My GPS system has two settings in which to choose your route: faster or shorter. After a recent 3500 mile road trip, I discovered it also had some unofficial, hidden settings which include “Most Convoluted” and “Urban Thrill seeker.”
On the way up north, GPS and I were BFF’s. We basically followed one road for 800 miles, so neither of us worked too hard and got along well when the only instruction she gave was, “Follow the road.” I sang her navigational praises at every opportunity.
Somewhere along the LIE, our relationship took a wrong turn.
I guess I’ll never know what triggered it--was I too flirtatious with an ATM?--but suddenly I found myself on the way home to Florida by way of 42nd Street, two subway tunnels and a Chinese sloe boat along the Hudson.
Under no modern definition was midtown Manhattan during rush hour in a mini van with Sunshine State plates faster or shorter.
I expressed my concern.
“What the @#$#? Why are you taking me through Times Square????”
Turn right in 500 feet, then an immediate left and then keep right.
“Uh, you do know those sound more like a Twister game than driving directions?
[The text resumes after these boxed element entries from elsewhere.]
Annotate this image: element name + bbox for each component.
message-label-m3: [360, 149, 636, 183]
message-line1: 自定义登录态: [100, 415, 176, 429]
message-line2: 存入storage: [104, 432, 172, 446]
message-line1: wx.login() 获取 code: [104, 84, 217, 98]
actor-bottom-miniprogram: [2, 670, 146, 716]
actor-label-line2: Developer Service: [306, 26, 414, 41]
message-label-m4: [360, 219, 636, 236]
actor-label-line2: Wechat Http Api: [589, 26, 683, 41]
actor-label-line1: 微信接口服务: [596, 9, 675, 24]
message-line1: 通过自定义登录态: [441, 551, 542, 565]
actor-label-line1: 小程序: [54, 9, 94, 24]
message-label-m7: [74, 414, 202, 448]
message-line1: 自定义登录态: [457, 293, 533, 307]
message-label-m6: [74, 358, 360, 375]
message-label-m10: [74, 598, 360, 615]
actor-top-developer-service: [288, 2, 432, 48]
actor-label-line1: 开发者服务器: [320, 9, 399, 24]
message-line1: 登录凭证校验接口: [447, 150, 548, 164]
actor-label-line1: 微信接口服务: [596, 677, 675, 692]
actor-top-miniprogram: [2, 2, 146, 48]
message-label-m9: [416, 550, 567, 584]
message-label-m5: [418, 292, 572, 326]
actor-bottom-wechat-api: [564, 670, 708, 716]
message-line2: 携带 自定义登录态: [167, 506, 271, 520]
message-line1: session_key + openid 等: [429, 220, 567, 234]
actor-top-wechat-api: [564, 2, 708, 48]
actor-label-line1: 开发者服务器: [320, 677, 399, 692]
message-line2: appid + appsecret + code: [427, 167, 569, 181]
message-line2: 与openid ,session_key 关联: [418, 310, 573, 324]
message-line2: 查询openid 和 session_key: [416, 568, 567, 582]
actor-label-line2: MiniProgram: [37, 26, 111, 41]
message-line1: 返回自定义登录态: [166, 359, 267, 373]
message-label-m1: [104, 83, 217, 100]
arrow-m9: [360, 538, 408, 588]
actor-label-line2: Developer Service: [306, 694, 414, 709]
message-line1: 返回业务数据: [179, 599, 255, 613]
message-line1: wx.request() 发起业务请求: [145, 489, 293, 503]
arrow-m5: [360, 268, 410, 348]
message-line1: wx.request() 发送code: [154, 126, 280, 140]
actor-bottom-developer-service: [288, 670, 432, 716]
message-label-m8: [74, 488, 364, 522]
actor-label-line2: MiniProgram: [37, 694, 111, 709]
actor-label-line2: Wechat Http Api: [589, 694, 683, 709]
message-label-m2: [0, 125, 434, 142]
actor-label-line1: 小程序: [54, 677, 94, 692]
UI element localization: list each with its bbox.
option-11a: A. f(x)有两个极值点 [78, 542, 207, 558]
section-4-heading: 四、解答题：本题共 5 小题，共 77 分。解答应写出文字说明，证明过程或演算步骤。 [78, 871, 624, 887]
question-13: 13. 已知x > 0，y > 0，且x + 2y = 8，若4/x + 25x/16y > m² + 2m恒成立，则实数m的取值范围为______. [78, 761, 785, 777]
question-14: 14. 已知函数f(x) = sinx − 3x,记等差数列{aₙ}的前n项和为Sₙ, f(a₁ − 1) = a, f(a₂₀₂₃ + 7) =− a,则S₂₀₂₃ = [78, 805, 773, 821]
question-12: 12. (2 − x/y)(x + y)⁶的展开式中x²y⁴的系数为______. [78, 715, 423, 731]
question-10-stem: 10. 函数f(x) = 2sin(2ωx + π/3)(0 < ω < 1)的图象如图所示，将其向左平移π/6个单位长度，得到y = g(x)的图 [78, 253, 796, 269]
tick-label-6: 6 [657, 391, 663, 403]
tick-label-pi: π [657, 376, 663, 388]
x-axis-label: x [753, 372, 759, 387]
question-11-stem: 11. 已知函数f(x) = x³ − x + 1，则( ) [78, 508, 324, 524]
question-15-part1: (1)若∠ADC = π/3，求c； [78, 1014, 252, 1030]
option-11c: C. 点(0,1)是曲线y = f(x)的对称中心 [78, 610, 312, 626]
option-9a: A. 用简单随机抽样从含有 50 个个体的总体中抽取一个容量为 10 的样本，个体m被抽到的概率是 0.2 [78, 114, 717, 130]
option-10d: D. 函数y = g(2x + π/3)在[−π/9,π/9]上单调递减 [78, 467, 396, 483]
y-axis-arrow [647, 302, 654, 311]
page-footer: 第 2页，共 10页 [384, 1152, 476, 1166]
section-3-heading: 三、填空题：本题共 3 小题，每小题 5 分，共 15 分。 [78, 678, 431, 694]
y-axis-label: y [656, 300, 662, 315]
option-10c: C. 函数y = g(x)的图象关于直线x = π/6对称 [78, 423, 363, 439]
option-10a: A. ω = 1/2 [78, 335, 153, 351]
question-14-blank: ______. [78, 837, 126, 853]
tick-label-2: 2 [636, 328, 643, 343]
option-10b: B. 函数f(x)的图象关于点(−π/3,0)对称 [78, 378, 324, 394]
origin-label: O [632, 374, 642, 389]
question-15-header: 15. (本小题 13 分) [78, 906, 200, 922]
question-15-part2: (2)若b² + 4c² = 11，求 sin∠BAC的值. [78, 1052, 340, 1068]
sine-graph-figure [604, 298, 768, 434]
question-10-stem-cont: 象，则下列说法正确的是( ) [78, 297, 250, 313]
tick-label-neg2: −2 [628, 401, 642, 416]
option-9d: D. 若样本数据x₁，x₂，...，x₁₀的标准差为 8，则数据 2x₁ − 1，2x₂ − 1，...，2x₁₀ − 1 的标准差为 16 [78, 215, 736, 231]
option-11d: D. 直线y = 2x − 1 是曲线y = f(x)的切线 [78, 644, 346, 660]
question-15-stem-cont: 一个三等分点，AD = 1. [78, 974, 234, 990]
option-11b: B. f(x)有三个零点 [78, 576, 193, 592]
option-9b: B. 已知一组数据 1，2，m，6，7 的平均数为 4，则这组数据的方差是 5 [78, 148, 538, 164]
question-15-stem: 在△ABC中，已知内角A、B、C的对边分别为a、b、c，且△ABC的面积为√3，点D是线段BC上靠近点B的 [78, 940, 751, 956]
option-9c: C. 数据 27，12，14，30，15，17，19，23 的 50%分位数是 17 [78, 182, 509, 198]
I think that will land me with my left foot on that red hot dog cart.”
Now, keep left and take the fourth exit off the traffic circle.
“That’s not a traffic circle, it’s the ferris wheel at Coney Island. What crazy setting is this and why are you trying to kill me?”
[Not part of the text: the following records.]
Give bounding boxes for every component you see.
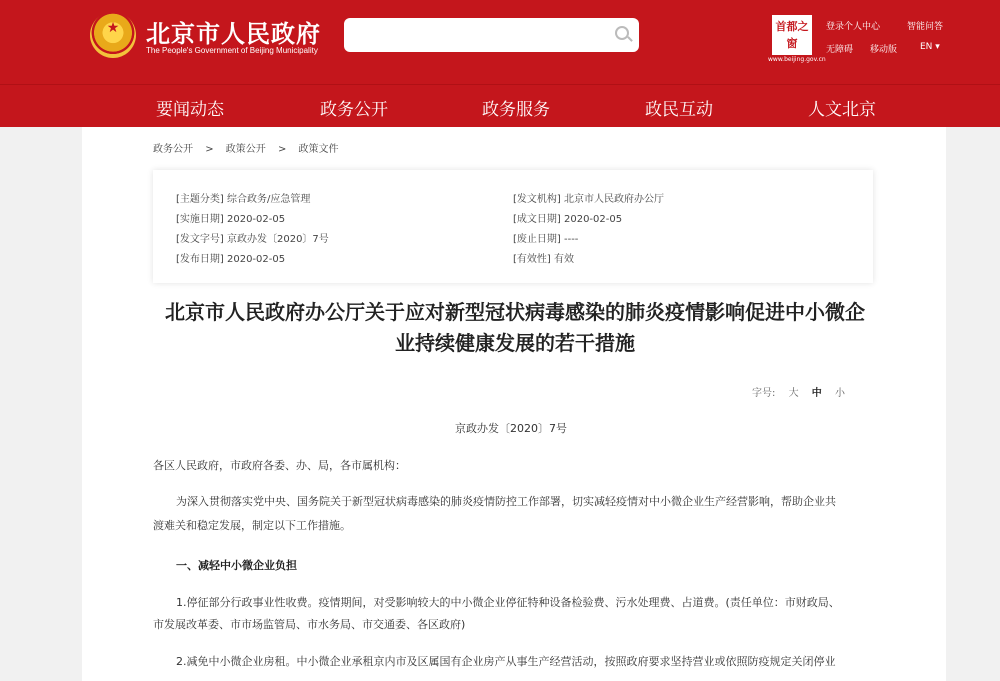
search-icon[interactable] bbox=[615, 26, 629, 40]
smart-qa-link[interactable]: 智能问答 bbox=[907, 22, 944, 32]
document-title bbox=[150, 297, 880, 359]
seal-text: 首都之窗 bbox=[775, 20, 809, 50]
meta-issuer: [发文机构] 北京市人民政府办公厅 bbox=[513, 194, 664, 205]
font-size-label: 字号: bbox=[752, 388, 776, 399]
font-size-selector bbox=[752, 384, 845, 399]
breadcrumb-item-policy[interactable]: 政策公开 bbox=[225, 144, 266, 155]
breadcrumb-separator: > bbox=[277, 144, 287, 155]
mobile-version-link[interactable]: 移动版 bbox=[870, 45, 898, 55]
language-selector[interactable]: EN ▾ bbox=[920, 42, 940, 52]
intro-paragraph-line: 为深入贯彻落实党中央、国务院关于新型冠状病毒感染的肺炎疫情防控工作部署，切实减轻疫情对中小微企业生产经营影响，帮助企业共 bbox=[176, 495, 836, 508]
font-size-medium[interactable]: 中 bbox=[811, 388, 822, 399]
breadcrumb-separator: > bbox=[205, 144, 214, 155]
document-number: 京政办发〔2020〕7号 bbox=[455, 422, 567, 435]
section-heading: 一、减轻中小微企业负担 bbox=[176, 559, 297, 572]
nav-item-government-affairs[interactable]: 政务公开 bbox=[320, 100, 388, 120]
document-metadata-box bbox=[153, 170, 873, 283]
meta-repeal-date: [废止日期] ---- bbox=[513, 234, 579, 245]
meta-topic: [主题分类] 综合政务/应急管理 bbox=[176, 194, 311, 205]
breadcrumb bbox=[153, 140, 348, 155]
meta-publish-date: [发布日期] 2020-02-05 bbox=[176, 254, 286, 265]
accessibility-link[interactable]: 无障碍 bbox=[826, 45, 854, 55]
font-size-small[interactable]: 小 bbox=[834, 388, 845, 399]
document-title-line: 业持续健康发展的若干措施 bbox=[395, 331, 635, 355]
nav-item-government-services[interactable]: 政务服务 bbox=[482, 100, 550, 120]
salutation: 各区人民政府，市政府各委、办、局，各市属机构： bbox=[153, 459, 406, 472]
main-nav bbox=[0, 85, 1000, 127]
breadcrumb-item-policy-docs[interactable]: 政策文件 bbox=[298, 144, 339, 155]
intro-paragraph-line: 渡难关和稳定发展，制定以下工作措施。 bbox=[153, 519, 351, 532]
search-input[interactable] bbox=[344, 18, 639, 52]
item-1-line: 1.停征部分行政事业性收费。疫情期间，对受影响较大的中小微企业停征特种设备检验费、污水处理费、占道费。(责任单位：市财政局、 bbox=[176, 596, 840, 609]
meta-validity: [有效性] 有效 bbox=[513, 254, 574, 265]
document-title-line: 北京市人民政府办公厅关于应对新型冠状病毒感染的肺炎疫情影响促进中小微企 bbox=[165, 300, 865, 324]
seal-caption: www.beijing.gov.cn bbox=[768, 56, 826, 63]
breadcrumb-item-gov-affairs[interactable]: 政务公开 bbox=[153, 144, 193, 155]
nav-item-news[interactable]: 要闻动态 bbox=[156, 100, 224, 120]
site-subtitle: The People's Government of Beijing Municipality bbox=[146, 46, 318, 55]
item-2-line: 2.减免中小微企业房租。中小微企业承租京内市及区属国有企业房产从事生产经营活动，按照政府要求坚持营业或依照防疫规定关闭停业 bbox=[176, 655, 836, 668]
nav-item-interaction[interactable]: 政民互动 bbox=[645, 100, 713, 120]
item-1-line: 市发展改革委、市市场监管局、市水务局、市交通委、各区政府) bbox=[153, 618, 466, 631]
font-size-large[interactable]: 大 bbox=[788, 388, 799, 399]
site-title[interactable]: 北京市人民政府 bbox=[146, 20, 321, 48]
meta-doc-number: [发文字号] 京政办发〔2020〕7号 bbox=[176, 234, 329, 245]
capital-window-logo[interactable] bbox=[772, 15, 812, 55]
meta-written-date: [成文日期] 2020-02-05 bbox=[513, 214, 623, 225]
nav-item-culture[interactable]: 人文北京 bbox=[808, 100, 876, 120]
national-emblem-icon[interactable]: ★ bbox=[90, 12, 136, 58]
login-link[interactable]: 登录个人中心 bbox=[826, 22, 881, 32]
meta-effective-date: [实施日期] 2020-02-05 bbox=[176, 214, 286, 225]
site-header bbox=[0, 0, 1000, 127]
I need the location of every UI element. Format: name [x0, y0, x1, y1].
Recalculating due to updated traffic information.
“That’s GPS-speak for you don’t know where we are right now, right?”
Perhaps if you had taken the Throgs Neck instead of the Whitestone bridge, we wouldn’t be in this predicament.
“That was two days ago! And why are you talking to me?”
And would it kill you to spring for a tank of premium every once in a while?
“Wait, back up a minute. Wait No!!! Don’t back up, we’re on Canal street and I don’t think this is the time for knockoff Gucci bags. Where is this sudden harshness coming from?”
Would you like to play a game? How about a nice game of chess?
At this point I may have blacked out--or it could just have been the reception interruption in the Holland Tunnel--but the GPS went from being my BFF to “the Demon in the box.”
Before she could had me bypass I-95 in favor of the Appalachian Trail and a rickshaw, I exorcised the car with a fuse change, St. Christopher medal and a new paper road atlas at the next available rest stop.
Consulting my index finger on the Rand McNally may not have been the most scientific way to determine the Faster or Shorter route, but it sure ended up to be the Most Reliable and Least Resemblance to a Feature Sci-Fi Film from The 80’s.